Shankar doesn’t get emotional often, but the immensity of the moment overwhelms him. Suddenly, everything they’ve been working toward for almost a year — the fundraising, the organizing, the late nights and exhaustion — feels so incredibly real.

Back in Chapel Hill, the team is celebrating with hugging, crying and standing in shock, struggling to process the full extent of what just happened.

“Damn,” Nguyen thinks to himself. “We really did that.”

Rao describes that moment as one of the highlights of her year. But she knows the gates have just opened and there is much work left to be done to get the center off the ground.

This crucial step in their journey happened much faster than the team could have hoped for or expected, but the road ahead is long and winding. The team struggles with juggling the responsibilities of being full-time students while pouring their hearts and souls into the campaign.

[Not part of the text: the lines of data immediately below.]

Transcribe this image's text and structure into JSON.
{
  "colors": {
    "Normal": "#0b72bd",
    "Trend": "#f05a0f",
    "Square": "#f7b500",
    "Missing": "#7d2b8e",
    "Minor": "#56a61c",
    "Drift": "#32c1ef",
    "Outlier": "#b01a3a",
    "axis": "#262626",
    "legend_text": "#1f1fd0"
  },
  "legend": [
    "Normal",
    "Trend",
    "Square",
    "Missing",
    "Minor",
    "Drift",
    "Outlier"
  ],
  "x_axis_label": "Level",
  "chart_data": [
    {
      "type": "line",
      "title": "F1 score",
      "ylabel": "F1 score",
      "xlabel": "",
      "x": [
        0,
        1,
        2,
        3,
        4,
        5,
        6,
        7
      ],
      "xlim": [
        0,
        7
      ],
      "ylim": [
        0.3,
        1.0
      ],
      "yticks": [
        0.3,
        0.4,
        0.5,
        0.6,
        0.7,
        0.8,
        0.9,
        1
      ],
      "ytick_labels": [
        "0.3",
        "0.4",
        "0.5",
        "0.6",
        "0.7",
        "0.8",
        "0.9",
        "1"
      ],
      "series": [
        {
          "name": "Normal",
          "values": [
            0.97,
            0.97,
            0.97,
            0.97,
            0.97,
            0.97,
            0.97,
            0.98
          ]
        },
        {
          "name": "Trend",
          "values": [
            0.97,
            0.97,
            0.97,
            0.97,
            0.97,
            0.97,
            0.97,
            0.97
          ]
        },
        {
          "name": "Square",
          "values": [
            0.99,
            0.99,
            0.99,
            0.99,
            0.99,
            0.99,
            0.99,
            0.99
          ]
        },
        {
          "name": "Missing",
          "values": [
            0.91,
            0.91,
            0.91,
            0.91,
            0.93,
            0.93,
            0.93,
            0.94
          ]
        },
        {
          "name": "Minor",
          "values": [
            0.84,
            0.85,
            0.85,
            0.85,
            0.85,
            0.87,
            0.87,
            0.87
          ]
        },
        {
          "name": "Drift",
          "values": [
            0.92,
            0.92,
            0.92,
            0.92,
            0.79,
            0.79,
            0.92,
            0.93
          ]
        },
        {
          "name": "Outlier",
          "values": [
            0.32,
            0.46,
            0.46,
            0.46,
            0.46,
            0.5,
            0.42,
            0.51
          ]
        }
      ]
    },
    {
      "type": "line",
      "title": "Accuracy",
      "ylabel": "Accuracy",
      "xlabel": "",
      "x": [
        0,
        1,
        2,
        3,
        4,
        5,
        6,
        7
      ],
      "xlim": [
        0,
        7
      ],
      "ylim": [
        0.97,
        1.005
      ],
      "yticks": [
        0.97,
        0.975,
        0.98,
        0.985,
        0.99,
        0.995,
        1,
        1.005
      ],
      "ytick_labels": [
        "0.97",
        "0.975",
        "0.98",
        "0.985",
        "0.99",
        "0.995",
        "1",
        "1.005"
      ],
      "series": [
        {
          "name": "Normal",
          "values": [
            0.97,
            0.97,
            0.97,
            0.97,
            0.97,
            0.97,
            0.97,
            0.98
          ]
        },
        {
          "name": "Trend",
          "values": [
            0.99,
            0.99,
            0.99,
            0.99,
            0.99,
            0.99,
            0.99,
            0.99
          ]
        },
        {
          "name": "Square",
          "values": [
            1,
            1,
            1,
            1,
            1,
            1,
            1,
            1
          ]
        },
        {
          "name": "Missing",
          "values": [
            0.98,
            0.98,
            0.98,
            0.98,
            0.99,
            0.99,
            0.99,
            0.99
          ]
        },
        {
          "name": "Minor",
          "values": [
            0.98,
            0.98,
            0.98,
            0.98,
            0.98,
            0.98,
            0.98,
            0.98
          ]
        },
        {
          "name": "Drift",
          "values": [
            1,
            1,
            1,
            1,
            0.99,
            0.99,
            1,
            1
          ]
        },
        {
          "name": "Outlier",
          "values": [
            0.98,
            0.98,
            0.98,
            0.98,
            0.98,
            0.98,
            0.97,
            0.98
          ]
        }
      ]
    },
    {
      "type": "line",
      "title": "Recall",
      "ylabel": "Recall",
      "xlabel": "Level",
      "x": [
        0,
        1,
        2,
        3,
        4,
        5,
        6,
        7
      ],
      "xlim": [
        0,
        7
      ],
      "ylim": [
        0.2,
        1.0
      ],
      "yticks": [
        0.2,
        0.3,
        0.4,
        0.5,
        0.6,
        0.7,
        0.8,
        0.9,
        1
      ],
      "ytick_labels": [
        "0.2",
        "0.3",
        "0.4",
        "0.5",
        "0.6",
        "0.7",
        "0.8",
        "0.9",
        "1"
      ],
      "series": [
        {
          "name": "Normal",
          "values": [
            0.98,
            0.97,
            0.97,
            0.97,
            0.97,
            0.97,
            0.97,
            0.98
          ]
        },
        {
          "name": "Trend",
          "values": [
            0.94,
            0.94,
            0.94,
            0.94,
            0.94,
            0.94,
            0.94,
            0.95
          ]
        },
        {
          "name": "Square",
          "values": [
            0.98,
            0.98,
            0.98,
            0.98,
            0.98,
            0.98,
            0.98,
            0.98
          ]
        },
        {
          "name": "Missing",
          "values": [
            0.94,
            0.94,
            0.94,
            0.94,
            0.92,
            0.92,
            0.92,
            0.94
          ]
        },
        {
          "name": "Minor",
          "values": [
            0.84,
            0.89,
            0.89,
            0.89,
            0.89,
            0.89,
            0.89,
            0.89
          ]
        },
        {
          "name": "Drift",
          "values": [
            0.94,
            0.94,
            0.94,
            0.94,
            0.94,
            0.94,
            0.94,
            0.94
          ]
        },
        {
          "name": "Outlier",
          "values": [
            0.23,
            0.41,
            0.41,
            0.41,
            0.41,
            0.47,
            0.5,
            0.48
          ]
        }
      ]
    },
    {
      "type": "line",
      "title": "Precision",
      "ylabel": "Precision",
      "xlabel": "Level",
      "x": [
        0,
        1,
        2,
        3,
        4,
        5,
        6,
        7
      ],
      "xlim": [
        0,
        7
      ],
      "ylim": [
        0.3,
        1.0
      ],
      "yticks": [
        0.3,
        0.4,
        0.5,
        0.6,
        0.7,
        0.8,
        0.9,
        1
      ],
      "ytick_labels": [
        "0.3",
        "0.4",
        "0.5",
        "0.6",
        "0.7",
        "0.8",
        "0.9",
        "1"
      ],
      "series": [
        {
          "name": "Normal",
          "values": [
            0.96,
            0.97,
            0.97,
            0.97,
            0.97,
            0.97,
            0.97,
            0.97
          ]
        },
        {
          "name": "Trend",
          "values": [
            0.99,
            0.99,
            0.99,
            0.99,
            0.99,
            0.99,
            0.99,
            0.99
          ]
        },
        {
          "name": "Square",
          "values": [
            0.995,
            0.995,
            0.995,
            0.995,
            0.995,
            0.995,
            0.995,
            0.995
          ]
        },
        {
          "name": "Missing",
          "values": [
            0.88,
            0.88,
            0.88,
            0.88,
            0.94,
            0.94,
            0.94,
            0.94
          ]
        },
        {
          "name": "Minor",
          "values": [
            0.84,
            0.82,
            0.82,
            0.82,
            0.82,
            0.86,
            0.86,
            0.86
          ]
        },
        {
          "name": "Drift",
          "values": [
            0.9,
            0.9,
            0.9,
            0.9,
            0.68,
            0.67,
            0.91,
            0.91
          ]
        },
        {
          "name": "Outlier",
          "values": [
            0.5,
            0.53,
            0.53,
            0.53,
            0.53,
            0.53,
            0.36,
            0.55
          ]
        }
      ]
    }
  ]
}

“We felt the weight of Asian American activists at UNC historically on our shoulders, and the future of Asian American students depending on us to get this job done,” Nguyen says.

 

A center in bloom

Only nine months later, the center is preparing for its official opening.

It’s the fastest that a center has ever been built at UNC. By comparison, the Carolina Latinx Center, which opened in July 2019, took more than 10 years.

It’s an impressive feat, but the campaign team knows the journey began much earlier in 1994, when the first whispers of an Asian American Resource Center appeared in the student newspaper. It began in the moments when Shankar, Rao, Nguyen and their peers felt they didn’t belong on campus, when they wished for more resources on campus for people like them.

“We knew it wouldn’t benefit us,” Shankar says. “We knew that it wouldn’t ultimately happen in our timeline, but it would be something that was ever-present for every future generation to come.”

The center’s inaugural event — a discussion of the film “I’m Not Racist … Am I?” — is the first in a series of events about anti-Blackness in the Asian American community. Rao and the development team have raised around $630,000 so far. Now, they’re hoping to raise $5 million over the next five years to fully endow the center, so it can exist in perpetuity.

Until that event, Shankar says, it still felt like an idea. But it hits him like a wave: the center is here.

He hopes that the center will serve as a resource for students like him, who’ve struggled to come to terms with their identity.

“I don’t think the way to address it is avoidance,” Shankar says. “Avoid the difficult conversations, avoid sharing in the culture, things like that. And that’s why I think the center will be successful because I really just don’t want what happened to me — what happened to people like me — to happen to others in the future.”

The team knows they’ve created something much bigger than themselves — a place for future generations of Asian American students to explore, affirm and belong. At last, the seed will bloom. To Nguyen, the moment feels historic.

“Events at the center will come and go, but regardless, there will be that presence there,” Nguyen says. “And somebody’s job at UNC-Chapel Hill will be to make sure that there is a center promoting Asian American voices and Asian American culture.”